In Costa Rica, men often stop their cars and hiss at women as a way to compliment them. In the West Indies, men do the same by yelling and smooth-talking in the street. While this can be unsettling for a traveler, in some cultures, these actions are actually meant to express admiration for a woman—they’re not intended to be harmful or threatening (even if they’re still annoying).
But it can be hard for Western women to dismiss this behavior as just part of a different culture. The best approach is to talk to local women to find out what’s typical and how to respond if things get inappropriate. This is also an opportunity to learn what they see as significant issues for women in their culture.
When I was in India, street harassment turned ugly when a man tried to pull me down to the ground as I walked back to my apartment. I fought him off by beating him with my purse until I could escape. People who saw the incident came to my rescue and quickly contacted the police. If someone tries something, it’s okay to do what it takes to ensure your safety.
Make sure the people around you know what’s going on. In a packed bus or busy market, you’re bound to bump into people, but you will immediately know the difference between a push in the crowd and someone trying to grope you. If this happens, bring attention to the situation by loudly shouting, “what are you doing?” Others will likely try to help you, and may step in to confront the grabby person on your behalf.

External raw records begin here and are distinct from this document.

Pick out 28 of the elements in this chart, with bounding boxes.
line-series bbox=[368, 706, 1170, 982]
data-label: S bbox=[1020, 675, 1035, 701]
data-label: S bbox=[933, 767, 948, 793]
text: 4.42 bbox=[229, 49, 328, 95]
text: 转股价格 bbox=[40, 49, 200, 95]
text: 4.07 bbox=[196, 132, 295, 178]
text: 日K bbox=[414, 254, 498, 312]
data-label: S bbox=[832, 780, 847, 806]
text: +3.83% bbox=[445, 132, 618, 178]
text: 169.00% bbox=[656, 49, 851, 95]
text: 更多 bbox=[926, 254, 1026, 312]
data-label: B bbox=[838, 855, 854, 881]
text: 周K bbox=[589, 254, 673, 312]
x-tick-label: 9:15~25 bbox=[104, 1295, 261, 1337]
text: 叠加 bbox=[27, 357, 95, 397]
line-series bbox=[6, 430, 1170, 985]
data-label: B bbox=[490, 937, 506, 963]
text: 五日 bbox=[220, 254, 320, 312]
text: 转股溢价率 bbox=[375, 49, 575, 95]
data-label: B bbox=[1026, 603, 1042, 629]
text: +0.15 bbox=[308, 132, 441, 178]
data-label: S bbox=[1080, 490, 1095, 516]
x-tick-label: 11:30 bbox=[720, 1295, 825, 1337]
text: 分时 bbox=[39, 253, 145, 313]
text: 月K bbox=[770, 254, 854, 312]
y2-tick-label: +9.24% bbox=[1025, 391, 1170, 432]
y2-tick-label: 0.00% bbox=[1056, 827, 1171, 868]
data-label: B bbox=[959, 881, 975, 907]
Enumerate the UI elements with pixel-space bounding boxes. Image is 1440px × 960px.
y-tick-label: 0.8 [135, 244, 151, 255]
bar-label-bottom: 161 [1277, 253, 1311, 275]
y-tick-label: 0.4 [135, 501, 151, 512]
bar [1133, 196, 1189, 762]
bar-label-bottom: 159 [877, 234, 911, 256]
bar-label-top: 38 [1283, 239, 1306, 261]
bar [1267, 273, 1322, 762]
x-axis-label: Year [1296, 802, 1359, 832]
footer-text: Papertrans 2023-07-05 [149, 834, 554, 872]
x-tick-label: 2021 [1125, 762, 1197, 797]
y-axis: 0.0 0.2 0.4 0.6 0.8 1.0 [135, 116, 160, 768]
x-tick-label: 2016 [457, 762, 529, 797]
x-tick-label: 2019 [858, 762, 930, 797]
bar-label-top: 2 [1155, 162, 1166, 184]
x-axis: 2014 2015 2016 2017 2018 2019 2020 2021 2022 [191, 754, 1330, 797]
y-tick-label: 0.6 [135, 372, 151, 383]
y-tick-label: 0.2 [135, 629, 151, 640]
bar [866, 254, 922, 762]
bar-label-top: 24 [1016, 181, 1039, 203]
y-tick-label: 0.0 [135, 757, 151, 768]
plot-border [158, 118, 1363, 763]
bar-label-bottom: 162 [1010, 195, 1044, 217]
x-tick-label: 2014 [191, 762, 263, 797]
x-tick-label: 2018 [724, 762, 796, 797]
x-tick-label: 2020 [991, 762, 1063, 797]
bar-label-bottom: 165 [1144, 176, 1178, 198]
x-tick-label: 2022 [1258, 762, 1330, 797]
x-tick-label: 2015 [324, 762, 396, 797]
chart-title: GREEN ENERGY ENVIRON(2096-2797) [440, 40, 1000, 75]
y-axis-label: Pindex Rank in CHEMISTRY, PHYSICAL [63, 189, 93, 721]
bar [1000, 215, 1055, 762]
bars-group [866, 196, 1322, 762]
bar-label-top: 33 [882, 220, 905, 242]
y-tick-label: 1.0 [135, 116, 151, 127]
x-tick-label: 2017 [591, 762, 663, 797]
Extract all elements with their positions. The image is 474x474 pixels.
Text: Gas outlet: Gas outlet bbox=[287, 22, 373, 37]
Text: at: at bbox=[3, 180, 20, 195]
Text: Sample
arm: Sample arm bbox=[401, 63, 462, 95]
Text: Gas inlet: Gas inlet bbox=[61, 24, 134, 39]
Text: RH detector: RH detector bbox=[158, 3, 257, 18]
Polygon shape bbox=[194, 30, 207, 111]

The police were supportive in my case, but they might not always take such reports seriously, especially from local women—who might have to endure this type of street harassment daily. Sometimes, they are even harassed further for filing a report. In more patriarchal societies, the authorities might simply write a report and send you on your way. Or they may take advantage of the fact that you’re a foreigner by demanding a bribe. Still, always have the local emergency number in your cell phone—but consider carefully the action you take. In a serious situation such as an assault, it’s often better to contact your local embassy first and let them help you resolve the situation with the local police.
While you don’t want to travel in fear, it’s important to be a prepared traveler. Consider taking a self-defense class, which can give you confidence to handle tricky situations you might encounter abroad. As an additional precaution, you can carry pepper spray (or a simple mix of chilis and water in a small bottle).
But don’t underestimate the power of simply remaining aware of your surroundings and trusting your gut. Many times you can feel when a situation is about to get unsafe. If someone calling at you on the street is just a passing thing, ignore it. But if you feel the situation is escalating, make sure you have an exit plan and a strategy.
When you know it’s likely you’ll experience unwanted attention as a traveler, make sure you’ve equipped yourself with the right mindset and strategies to handle the possibility of street harassment. If you have to speak out, know that you’re not likely to change an entire culture overnight and consider whether it’s your place to be the catalyst. But do consider your privilege as a foreigner. If it will get you taken seriously, don’t hesitate to assert it.
But there’s no reason to travel in fear. Locals tend to look out for visitors to their cities, and most likely, you’ll have no trouble at all. Wherever you go, walk with your head held high and put on a strong face. If you’ve researched your destination and exude confidence and strength, you’re already prepared to take on any challenge that comes your way.